1899 novel by Harold Frederic

The Market Place is an 1899 novel by American author Harold Frederic. It was published posthumously in 1899, following his death the previous year.

The book's publication and success as a bestseller led to a conflict over Frederic's estate between his wife Grace Frederic and mistress Kate Lyon. This resulted in a scandal involving much of London's Victorian society. The resulting furor led to the jailing of Lyon on charges of manslaughter at the behest of his wife. Another notable American figure of the time, Cora Crane, the companion of author Stephen Crane, sheltered his three children with Lyon while she was jailed pending trial. She was acquitted.

The novel was among the best selling books in the United States in 1899.

==Reception==
American author Willa Cather wrote:
Unusual interest is attached to the posthumous work of that great man whose career ended so prematurely and so tragically. The story is a study in the ethics and purposes of money-getting, in the romantic element in modern business.

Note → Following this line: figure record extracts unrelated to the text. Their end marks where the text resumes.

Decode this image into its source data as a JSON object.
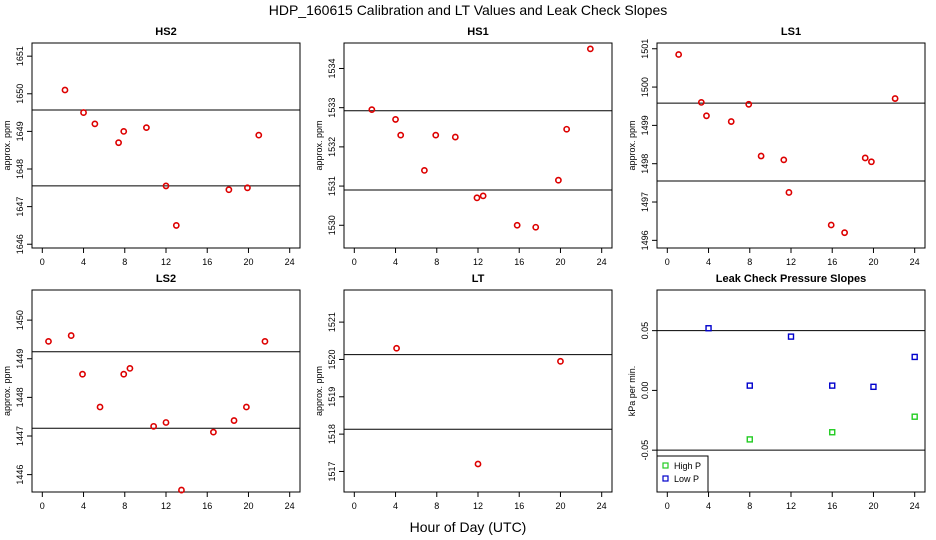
{
  "figure": {
    "title": "HDP_160615  Calibration and LT Values and Leak Check Slopes",
    "xlabel": "Hour of Day (UTC)"
  },
  "colors": {
    "red": "#dd0000",
    "green": "#22cc22",
    "blue": "#0000cc",
    "axis": "#000000"
  },
  "chart_data": [
    {
      "type": "scatter",
      "title": "HS2",
      "ylabel": "approx. ppm",
      "xlim": [
        -1,
        25
      ],
      "ylim": [
        1645.9,
        1651.35
      ],
      "xticks": [
        0,
        4,
        8,
        12,
        16,
        20,
        24
      ],
      "yticks": [
        1646,
        1647,
        1648,
        1649,
        1650,
        1651
      ],
      "hlines": [
        1649.57,
        1647.55
      ],
      "series": [
        {
          "name": "HS2",
          "color": "red",
          "marker": "circle",
          "points": [
            [
              2.2,
              1650.1
            ],
            [
              4.0,
              1649.5
            ],
            [
              5.1,
              1649.2
            ],
            [
              7.4,
              1648.7
            ],
            [
              7.9,
              1649.0
            ],
            [
              10.1,
              1649.1
            ],
            [
              12.0,
              1647.55
            ],
            [
              13.0,
              1646.5
            ],
            [
              18.1,
              1647.45
            ],
            [
              19.9,
              1647.5
            ],
            [
              21.0,
              1648.9
            ]
          ]
        }
      ]
    },
    {
      "type": "scatter",
      "title": "HS1",
      "ylabel": "approx. ppm",
      "xlim": [
        -1,
        25
      ],
      "ylim": [
        1529.42,
        1534.65
      ],
      "xticks": [
        0,
        4,
        8,
        12,
        16,
        20,
        24
      ],
      "yticks": [
        1530,
        1531,
        1532,
        1533,
        1534
      ],
      "hlines": [
        1532.92,
        1530.9
      ],
      "series": [
        {
          "name": "HS1",
          "color": "red",
          "marker": "circle",
          "points": [
            [
              1.7,
              1532.95
            ],
            [
              4.0,
              1532.7
            ],
            [
              4.5,
              1532.3
            ],
            [
              6.8,
              1531.4
            ],
            [
              7.9,
              1532.3
            ],
            [
              9.8,
              1532.25
            ],
            [
              11.9,
              1530.7
            ],
            [
              12.5,
              1530.75
            ],
            [
              15.8,
              1530.0
            ],
            [
              17.6,
              1529.95
            ],
            [
              19.8,
              1531.15
            ],
            [
              20.6,
              1532.45
            ],
            [
              22.9,
              1534.5
            ]
          ]
        }
      ]
    },
    {
      "type": "scatter",
      "title": "LS1",
      "ylabel": "approx. ppm",
      "xlim": [
        -1,
        25
      ],
      "ylim": [
        1495.8,
        1501.15
      ],
      "xticks": [
        0,
        4,
        8,
        12,
        16,
        20,
        24
      ],
      "yticks": [
        1496,
        1497,
        1498,
        1499,
        1500,
        1501
      ],
      "hlines": [
        1499.58,
        1497.55
      ],
      "series": [
        {
          "name": "LS1",
          "color": "red",
          "marker": "circle",
          "points": [
            [
              1.1,
              1500.85
            ],
            [
              3.3,
              1499.6
            ],
            [
              3.8,
              1499.25
            ],
            [
              6.2,
              1499.1
            ],
            [
              7.9,
              1499.55
            ],
            [
              9.1,
              1498.2
            ],
            [
              11.3,
              1498.1
            ],
            [
              11.8,
              1497.25
            ],
            [
              15.9,
              1496.4
            ],
            [
              17.2,
              1496.2
            ],
            [
              19.2,
              1498.15
            ],
            [
              19.8,
              1498.05
            ],
            [
              22.1,
              1499.7
            ]
          ]
        }
      ]
    },
    {
      "type": "scatter",
      "title": "LS2",
      "ylabel": "approx. ppm",
      "xlim": [
        -1,
        25
      ],
      "ylim": [
        1445.55,
        1450.78
      ],
      "xticks": [
        0,
        4,
        8,
        12,
        16,
        20,
        24
      ],
      "yticks": [
        1446,
        1447,
        1448,
        1449,
        1450
      ],
      "hlines": [
        1449.18,
        1447.2
      ],
      "series": [
        {
          "name": "LS2",
          "color": "red",
          "marker": "circle",
          "points": [
            [
              0.6,
              1449.45
            ],
            [
              2.8,
              1449.6
            ],
            [
              3.9,
              1448.6
            ],
            [
              5.6,
              1447.75
            ],
            [
              7.9,
              1448.6
            ],
            [
              8.5,
              1448.75
            ],
            [
              10.8,
              1447.25
            ],
            [
              12.0,
              1447.35
            ],
            [
              13.5,
              1445.6
            ],
            [
              16.6,
              1447.1
            ],
            [
              18.6,
              1447.4
            ],
            [
              19.8,
              1447.75
            ],
            [
              21.6,
              1449.45
            ]
          ]
        }
      ]
    },
    {
      "type": "scatter",
      "title": "LT",
      "ylabel": "approx. ppm",
      "xlim": [
        -1,
        25
      ],
      "ylim": [
        1516.45,
        1521.86
      ],
      "xticks": [
        0,
        4,
        8,
        12,
        16,
        20,
        24
      ],
      "yticks": [
        1517,
        1518,
        1519,
        1520,
        1521
      ],
      "hlines": [
        1520.13,
        1518.13
      ],
      "series": [
        {
          "name": "LT",
          "color": "red",
          "marker": "circle",
          "points": [
            [
              4.1,
              1520.3
            ],
            [
              12.0,
              1517.2
            ],
            [
              20.0,
              1519.95
            ]
          ]
        }
      ]
    },
    {
      "type": "scatter",
      "title": "Leak Check Pressure Slopes",
      "ylabel": "kPa per min.",
      "xlim": [
        -1,
        25
      ],
      "ylim": [
        -0.085,
        0.084
      ],
      "xticks": [
        0,
        4,
        8,
        12,
        16,
        20,
        24
      ],
      "yticks": [
        -0.05,
        0.0,
        0.05
      ],
      "ytick_labels": [
        "-0.05",
        "0.00",
        "0.05"
      ],
      "hlines": [
        0.05,
        -0.05
      ],
      "legend": {
        "position": "bottom-left",
        "entries": [
          {
            "label": "High P",
            "color": "green"
          },
          {
            "label": "Low P",
            "color": "blue"
          }
        ]
      },
      "series": [
        {
          "name": "High P",
          "color": "green",
          "marker": "square",
          "points": [
            [
              8.0,
              -0.041
            ],
            [
              16.0,
              -0.035
            ],
            [
              24.0,
              -0.022
            ]
          ]
        },
        {
          "name": "Low P",
          "color": "blue",
          "marker": "square",
          "points": [
            [
              4.0,
              0.052
            ],
            [
              8.0,
              0.004
            ],
            [
              12.0,
              0.045
            ],
            [
              16.0,
              0.004
            ],
            [
              20.0,
              0.003
            ],
            [
              24.0,
              0.028
            ]
          ]
        }
      ]
    }
  ]
}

In it finance is presented not as being merely the province of shrewdness, or greediness, or petty personal gratification, but of great projects, of great brain-battles, a field for the exercising of talent, daring, imagination, appealing to the strength of a strong man, filling the same place in men's lives that was once filled by the incentives of war... The hero of the story, "Joel Thorpe," is one of those men, huge of body, keen of brain, with cast iron nerves, as sound a heart as most men, and a magnificent capacity for bluff. He has lived and risked and lost in a dozen countries, been almost within reach of fortune a dozen times, and always missed her until, finally, in London, by promoting a great rubber syndicate he becomes a multi-millionaire. He marries the most beautiful and one of the most impecunious peeresses in England and retires to his country estate. There, as a gentleman of leisure, he loses his motive in life, loses power for lack of opportunity, and grows less commanding even in the eyes of his wife, who misses the uncompromising, barbaric strength which took her by storm and won her. Finally he evolves a gigantic philanthropic scheme of spending his money as laboriously as he made it.

It is very fitting that Mr. Frederic's last book should be in praise of action, the thing that makes the world go round; of force, however misspent, which is the sum of life as distinguished from the inertia of death. In the forty-odd years of his life he wrote almost as many pages as Balzac, most of it mere newspaper copy, it is true, read and forgotten, but all of it vigorous and with the stamp of a strong man upon it. And he played just as hard as he worked—alas, it was the play that killed him! The young artist who illustrated the story gave to the pictures of "Joel Thorpe" very much the look of Harold Frederic himself, and they might almost stand for his portraits. I fancy the young man did not select his model carelessly... The man won his place in England much as his hero won his, by defiance, by strong shoulder blows, by his self-sufficiency and inexhaustible strength...

In point of execution and literary excellence, both The Market Place and Gloria Mundi are vastly inferior to The Damnation of Theron Ware, or that exquisite London idyl, March Hares... Both Gloria Mundi and The Market Place bear unmistakable evidences of the slack rein and the hasty hand. Both of them contain considerable padding, the stamp of the space writer. They are imperfectly developed, and are not packed with ideas like his earlier novels. Their excellence is in flashes; it is not the searching, evenly distributed light which permeates his more careful work. There were, as we know too well, good reasons why Mr. Frederic should work hastily. He needed a large income and he worked heroically, writing many thousands of words a day to obtain it... Achilles was a god in all his nobler parts, but his feet were of the earth and to the earth they held him down, and he died stung by an arrow in the heel.